Well maybe I am coming across as slightly curmudgeonly (though thanks ufo) - if so it's not because I don't want Cooly G to do well, and it's not because I think badly of the people supporting her.
I guess because so much music crit hype machinery is centered around the auteur and the innovator who cuts across party lines, cooly g is just easier to make sound like an inviting proposition to people not heavily invested in the scene already. The fact that she's signed to Hyperdub obviously helps here (that's probably how the guardian reviewer became aware of the release in the first place) - and so does the fact that her music is often excellent.
(in a different but related way, L-Vis and Bok Bok are also easier to hype - in this regard being a liminal figure, far from causing one to fall through the cracks, actually becomes an effective marketing tool and selling point. And i should note that i like L-Vis and Bok Bok)
What results is the unfortunate combination of two otherwise innocent and even laudable things: media organs are profiling cooly g (without having profiled much if any other funky before - and i note she's also gotten praise in Fact Magazine and in the Observer), and they're praising her for being unique and pushing things forward.

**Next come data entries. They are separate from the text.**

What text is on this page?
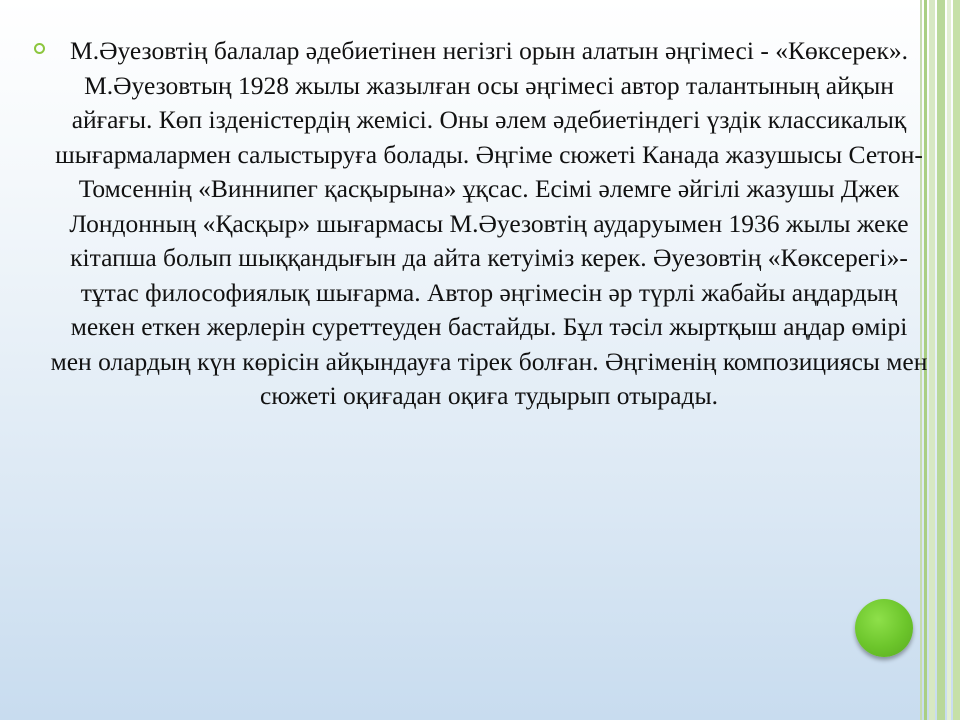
М.Әуезовтің балалар әдебиетінен негізгі орын алатын әңгімесі - «Көксерек». М.Әуезовтың 1928 жылы жазылған осы әңгімесі автор талантының айқын айғағы. Көп ізденістердің жемісі. Оны әлем әдебиетіндегі үздік классикалық шығармалармен салыстыруға болады. Әңгіме сюжеті Канада жазушысы Сетон-Томсеннің «Виннипег қасқырына» ұқсас. Есімі әлемге әйгілі жазушы Джек Лондонның «Қасқыр» шығармасы М.Әуезовтің аударуымен 1936 жылы жеке кітапша болып шыққандығын да айта кетуіміз керек. Әуезовтің «Көксерегі»- тұтас философиялық шығарма. Автор әңгімесін әр түрлі жабайы аңдардың мекен еткен жерлерін суреттеуден бастайды. Бұл тәсіл жыртқыш аңдар өмірі мен олардың күн көрісін айқындауға тірек болған. Әңгіменің композициясы мен сюжеті оқиғадан оқиға тудырып отырады.
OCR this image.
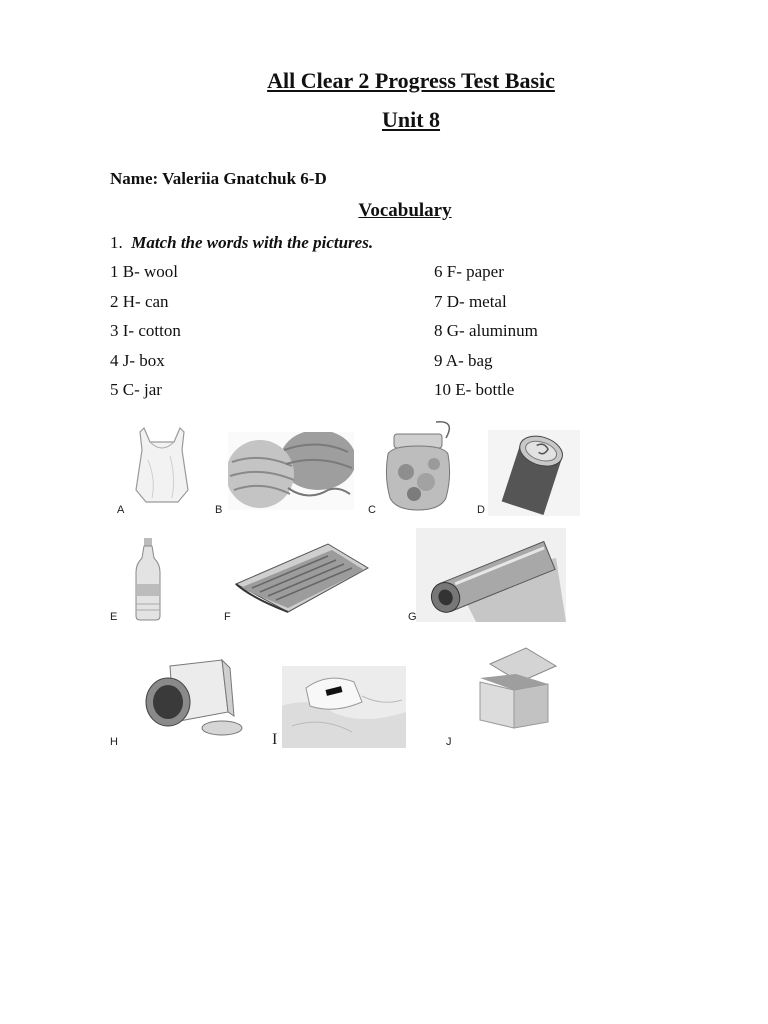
All Clear 2 Progress Test Basic
Unit 8
Name: Valeriia Gnatchuk 6-D
Vocabulary
1. Match the words with the pictures.
1 B- wool
2 H- can
3 I- cotton
4 J- box
5 C- jar
6 F- paper
7 D- metal
8 G- aluminum
9 A- bag
10 E- bottle
A	B	C	D
E	F	G
H	I	J
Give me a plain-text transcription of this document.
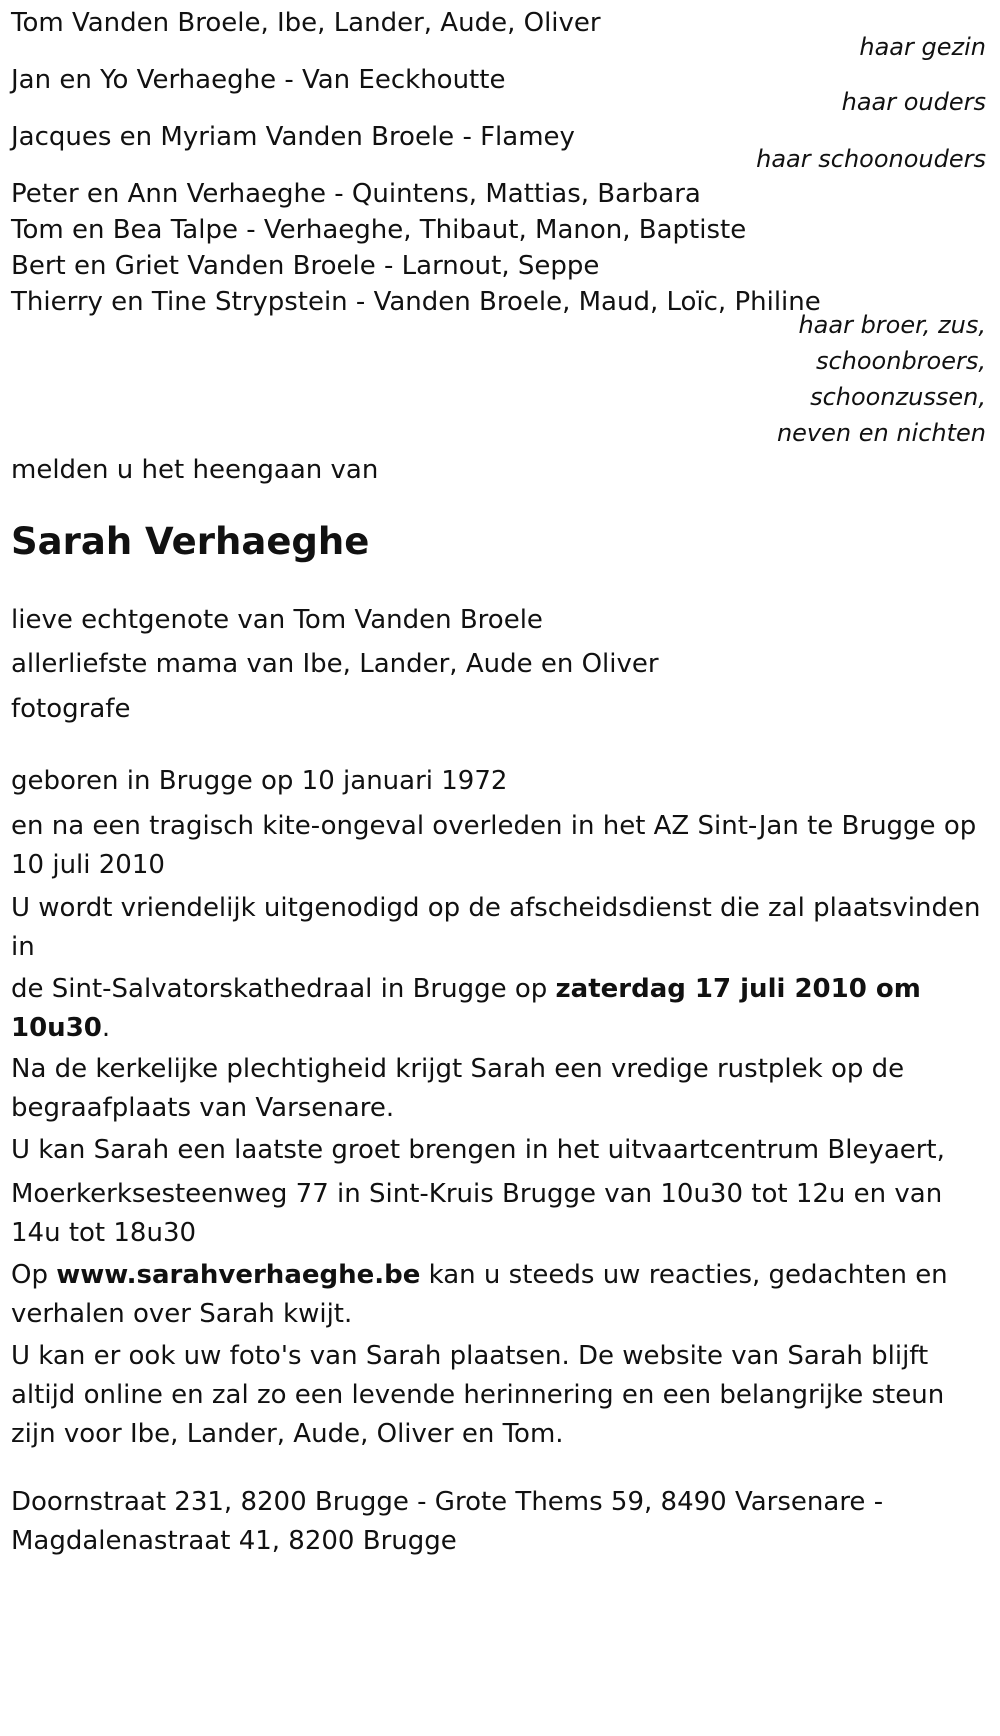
Tom Vanden Broele, Ibe, Lander, Aude, Oliver
haar gezin
Jan en Yo Verhaeghe - Van Eeckhoutte
haar ouders
Jacques en Myriam Vanden Broele - Flamey
haar schoonouders
Peter en Ann Verhaeghe - Quintens, Mattias, Barbara
Tom en Bea Talpe - Verhaeghe, Thibaut, Manon, Baptiste
Bert en Griet Vanden Broele - Larnout, Seppe
Thierry en Tine Strypstein - Vanden Broele, Maud, Loïc, Philine
haar broer, zus,
schoonbroers,
schoonzussen,
neven en nichten
melden u het heengaan van
Sarah Verhaeghe
lieve echtgenote van Tom Vanden Broele
allerliefste mama van Ibe, Lander, Aude en Oliver
fotografe
geboren in Brugge op 10 januari 1972
en na een tragisch kite-ongeval overleden in het AZ Sint-Jan te Brugge op 10 juli 2010
U wordt vriendelijk uitgenodigd op de afscheidsdienst die zal plaatsvinden in
de Sint-Salvatorskathedraal in Brugge op zaterdag 17 juli 2010 om 10u30.
Na de kerkelijke plechtigheid krijgt Sarah een vredige rustplek op de begraafplaats van Varsenare.
U kan Sarah een laatste groet brengen in het uitvaartcentrum Bleyaert,
Moerkerksesteenweg 77 in Sint-Kruis Brugge van 10u30 tot 12u en van 14u tot 18u30
Op www.sarahverhaeghe.be kan u steeds uw reacties, gedachten en verhalen over Sarah kwijt.
U kan er ook uw foto's van Sarah plaatsen. De website van Sarah blijft altijd online en zal zo een levende herinnering en een belangrijke steun zijn voor Ibe, Lander, Aude, Oliver en Tom.
Doornstraat 231, 8200 Brugge - Grote Thems 59, 8490 Varsenare - Magdalenastraat 41, 8200 Brugge
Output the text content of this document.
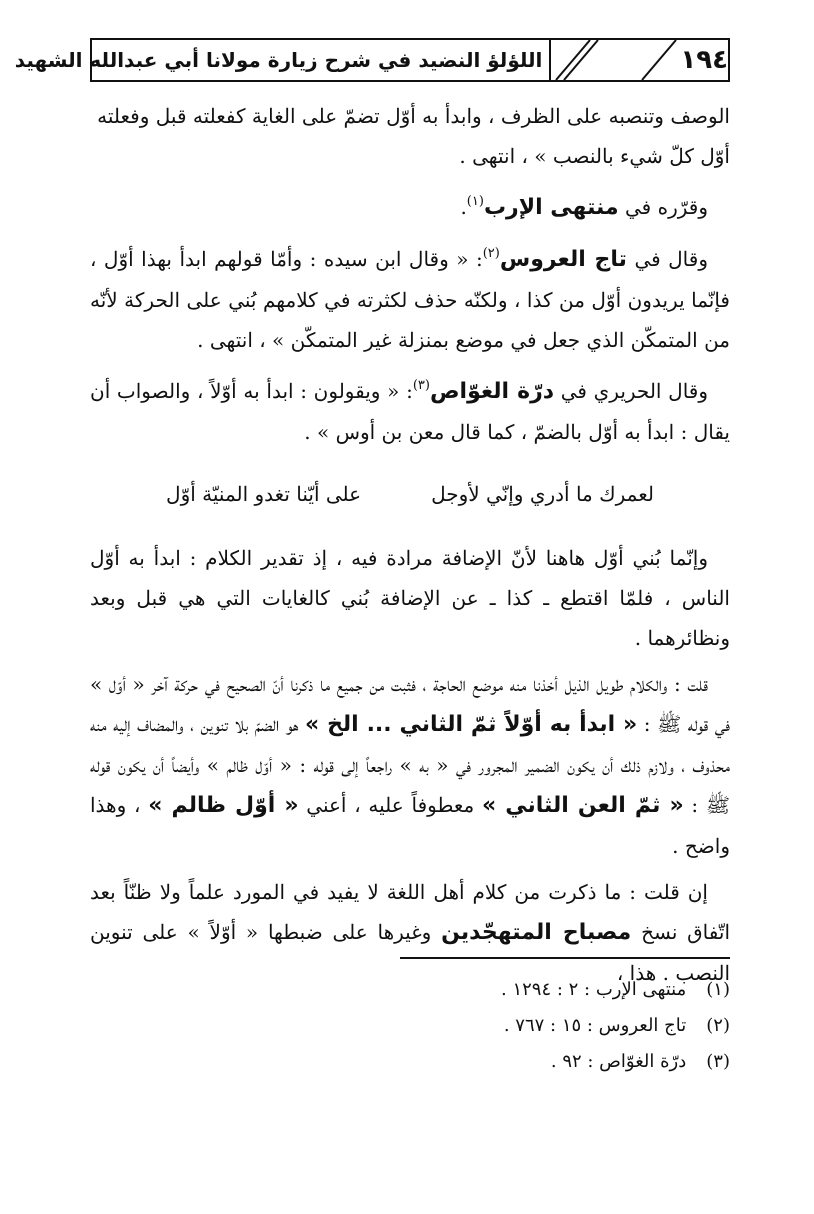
١٩٤
اللؤلؤ النضيد في شرح زيارة مولانا أبي عبدالله الشهيد

الوصف وتنصبه على الظرف ، وابدأ به أوّل تضمّ على الغاية كفعلته قبل وفعلته
أوّل كلّ شيء بالنصب » ، انتهى .

وقرّره في منتهى الإرب$^{(١)}$.

وقال في تاج العروس$^{(٢)}$: « وقال ابن سيده : وأمّا قولهم ابدأ بهذا أوّل ، فإنّما يريدون أوّل من كذا ، ولكنّه حذف لكثرته في كلامهم بُني على الحركة لأنّه من المتمكّن الذي جعل في موضع بمنزلة غير المتمكّن » ، انتهى .

وقال الحريري في درّة الغوّاص$^{(٣)}$: « ويقولون : ابدأ به أوّلاً ، والصواب أن يقال : ابدأ به أوّل بالضمّ ، كما قال معن بن أوس » .

لعمرك ما أدري وإنّي لأوجل
على أيّنا تغدو المنيّة أوّل

وإنّما بُني أوّل هاهنا لأنّ الإضافة مرادة فيه ، إذ تقدير الكلام : ابدأ به أوّل الناس ، فلمّا اقتطع ـ كذا ـ عن الإضافة بُني كالغايات التي هي قبل وبعد ونظائرهما .

قلت : والكلام طويل الذيل أخذنا منه موضع الحاجة ، فثبت من جميع ما ذكرنا أنّ الصحيح في حركة آخر « أوّل » في قوله ﷺ : « ابدأ به أوّلاً ثمّ الثاني ... الخ » هو الضمّ بلا تنوين ، والمضاف إليه منه محذوف ، ولازم ذلك أن يكون الضمير المجرور في « به » راجعاً إلى قوله : « أوّل ظالم » وأيضاً أن يكون قوله ﷺ : « ثمّ العن الثاني » معطوفاً عليه ، أعني « أوّل ظالم » ، وهذا واضح .

إن قلت : ما ذكرت من كلام أهل اللغة لا يفيد في المورد علماً ولا ظنّاً بعد اتّفاق نسخ مصباح المتهجّدين وغيرها على ضبطها « أوّلاً » على تنوين النصب . هذا ،

(١) منتهى الإرب : ٢ : ١٢٩٤ .
(٢) تاج العروس : ١٥ : ٧٦٧ .
(٣) درّة الغوّاص : ٩٢ .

Again, any media exposure and resulting sales Cooly G gets is all to the good. It'd be nice, though, to see any media discussions of funky that didn't immediately try to abstract away from what it is at its best, which is raw, exciting, populist but innovative dance music.
...About which there has been precious little discussion in media publications.
Anyways, a random sampling of things people say about Cooly G:
"Cooly G takes funky in new directions here by really stepping up the production values and making some really minimal forward thinking sounds all of her own."
"There is something really compelling about Cooly G’s take on funky, it strips away everything that I can find a bit annoying about the scene, which is the overly cheesey stuff with dance moves and just down right blatant rip offs of old house."
"Cooly G's productions exist in their own hinterland - abstract post-garage beats that slowly shuffle into life, and favour cut up vocal snippets to RnB ballads...Cooly G is possibly the dance producer to watch this year, not just for her own tracks but to see how Funky DJs incorporate her unique shuffling groove into their sets, what new styles could spawn from these records getting popular, and especially what hybrids could spawn if DJs from other genres - someone like TRG, for instance, you could see playing her - adopt her tunes as their own."
"When an artist gets signed to Kode 9's Hyperdub label, the world stands up and takes notice. But when a UK FUNKY artist gets signed to Hyperdub, the world's jaw hits the deck. Something groundbreaking has happened here, and Cooly G deserves every bit of credit she's getting right about now. Pushing a deep, dark, broken strain of funky house, nobody is catching her at the moment."